Specific Aim 1. Test the hypothesis that maternal WD during gestation and lactation regulates offspring myeloid cell function through distinct metabolic and/or transcriptional mechanisms that accelerate NAFLD risk across the offspring lifespan. 1a) We will test if WD during gestation or lactation induces changes in number, activation state, or functional responses of fetal liver monocytes (Mo)/Mφ and hematopoietic stem and progenitor cells (HSPCs) or adult offspring liver Mφ and if this can be rescued by cross-fostering to a chow (CH)- fed dam. Liver histology and metabolic phenotyping will be used to evaluate severity of NAFLD and metabolic adaptations at 16 wks of age. 1b) We will profile metabolites and glycolytic/TCA cycle respiratory activity in offspring liver Mφ and BMDM to test for re-programming of immunometabolism. 1c) We will determine the impact of maternal WD exposure on transcriptional and epigenetic adaptations in isolated liver Mo/Mφ and BMDMs in early life and during adulthood. Specific Aim 2. Test the hypothesis that decreased AHR signaling provides a mechanistic link between maternal WD dysbiosis, Mφ metabolic reprogramming, and NAFLD risk. 2a) We will supplement WD-fed dams with an indole-based AHR agonist to determine if restoring AHR signaling protects against maternal WD-induced myeloid dysfunction in offspring. 2b) We will profile transcriptional and epigenetic adaptations in liver Mo/Mφ in WD-exposed offspring with myeloid deletion (KO) of AHR and assess for Mφ functional changes and NAFLD progression. Specific Aim 3. Test the hypothesis that dietary PQQ promotes gut microbial metabolism of indoles that preserve Mφ function in offspring exposed to maternal WD. 3a) We will test if PQQ-exposed microbes transferred to CH-fed GF dams during gestation or lactation increases bacterial production of indoles in offspring.

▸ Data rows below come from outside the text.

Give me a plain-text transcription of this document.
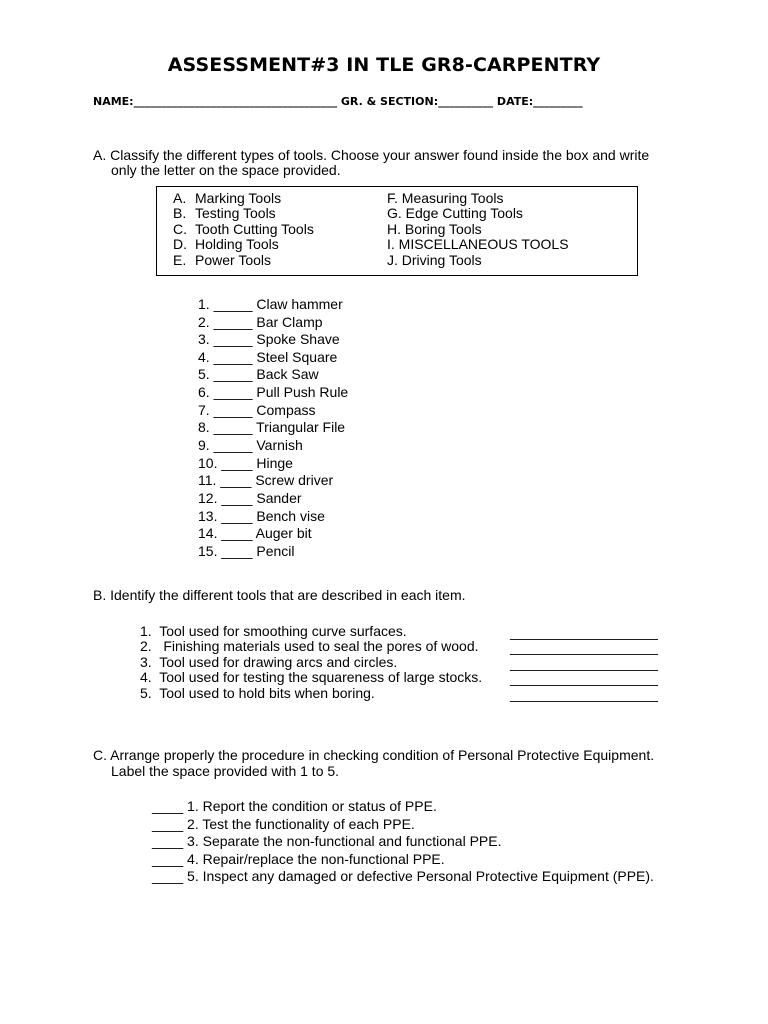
ASSESSMENT#3 IN TLE GR8-CARPENTRY
NAME:_____________________________________ GR. & SECTION:__________ DATE:_________
A. Classify the different types of tools. Choose your answer found inside the box and write
only the letter on the space provided.
A. Marking Tools
B. Testing Tools
C. Tooth Cutting Tools
D. Holding Tools
E. Power Tools
F. Measuring Tools
G. Edge Cutting Tools
H. Boring Tools
I. MISCELLANEOUS TOOLS
J. Driving Tools
1. _____ Claw hammer
2. _____ Bar Clamp
3. _____ Spoke Shave
4. _____ Steel Square
5. _____ Back Saw
6. _____ Pull Push Rule
7. _____ Compass
8. _____ Triangular File
9. _____ Varnish
10. ____ Hinge
11. ____ Screw driver
12. ____ Sander
13. ____ Bench vise
14. ____ Auger bit
15. ____ Pencil
B. Identify the different tools that are described in each item.
1.  Tool used for smoothing curve surfaces.
2.   Finishing materials used to seal the pores of wood.
3.  Tool used for drawing arcs and circles.
4.  Tool used for testing the squareness of large stocks.
5.  Tool used to hold bits when boring.
___________________
___________________
___________________
___________________
___________________
C. Arrange properly the procedure in checking condition of Personal Protective Equipment.
Label the space provided with 1 to 5.
____ 1. Report the condition or status of PPE.
____ 2. Test the functionality of each PPE.
____ 3. Separate the non-functional and functional PPE.
____ 4. Repair/replace the non-functional PPE.
____ 5. Inspect any damaged or defective Personal Protective Equipment (PPE).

具体目标 1. 检验以下假设：妊娠和哺乳期间母亲 WD 通过不同的代谢和/或转录机制调节后代骨髓细胞功能，从而加速后代一生中 NAFLD 的风险。 1a) 我们将测试妊娠或哺乳期间的 WD 是否会引起胎儿肝脏单核细胞 (Mo)/Mφ 和造血干细胞和祖细胞 (HSPC) 或成年后代肝脏 Mφ 的数量、激活状态或功能反应的变化，以及是否可以通过与松狮 (CH) 喂养的母鼠交叉寄养来挽救这种变化。肝脏组织学和代谢表型分析将用于评估 NAFLD 的严重程度和 16 周龄时的代谢适应。 1b) 我们将分析子代肝脏 Mφ 和 BMDM 中的代谢物和糖酵解/TCA 循环呼吸活动，以测试免疫代谢的重新编程。 1c) 我们将确定母亲 WD 暴露对生命早期和成年期间离体肝脏 Mo/Mφ 和 BMDM 转录和表观遗传适应的影响。 具体目标 2. 检验 AHR 信号传导减少提供机制联系的假设 母亲 WD 生态失调、Mφ 代谢重编程和 NAFLD 风险之间的关系。 2a) 我们将用基于吲哚的 AHR 激动剂补充 WD 喂养的母鼠，以确定恢复 AHR 信号是否可以防止母体 WD 诱导的后代骨髓功能障碍。 2b) 我们将分析 AHR 髓样缺失 (KO) WD 暴露后代肝脏 Mo/Mφ 的转录和表观遗传适应，并评估 Mφ 功能变化和 NAFLD 进展。 具体目标 3. 检验膳食 PQQ 促进肠道微生物代谢的假设 吲哚在暴露于母体 WD 的后代中保留 Mφ 功能。 3a) 我们将测试在妊娠或哺乳期间将暴露于 PQQ 的微生物转移到 CH 饲喂的 GF 母鼠中是否会增加后代中吲哚的细菌产量。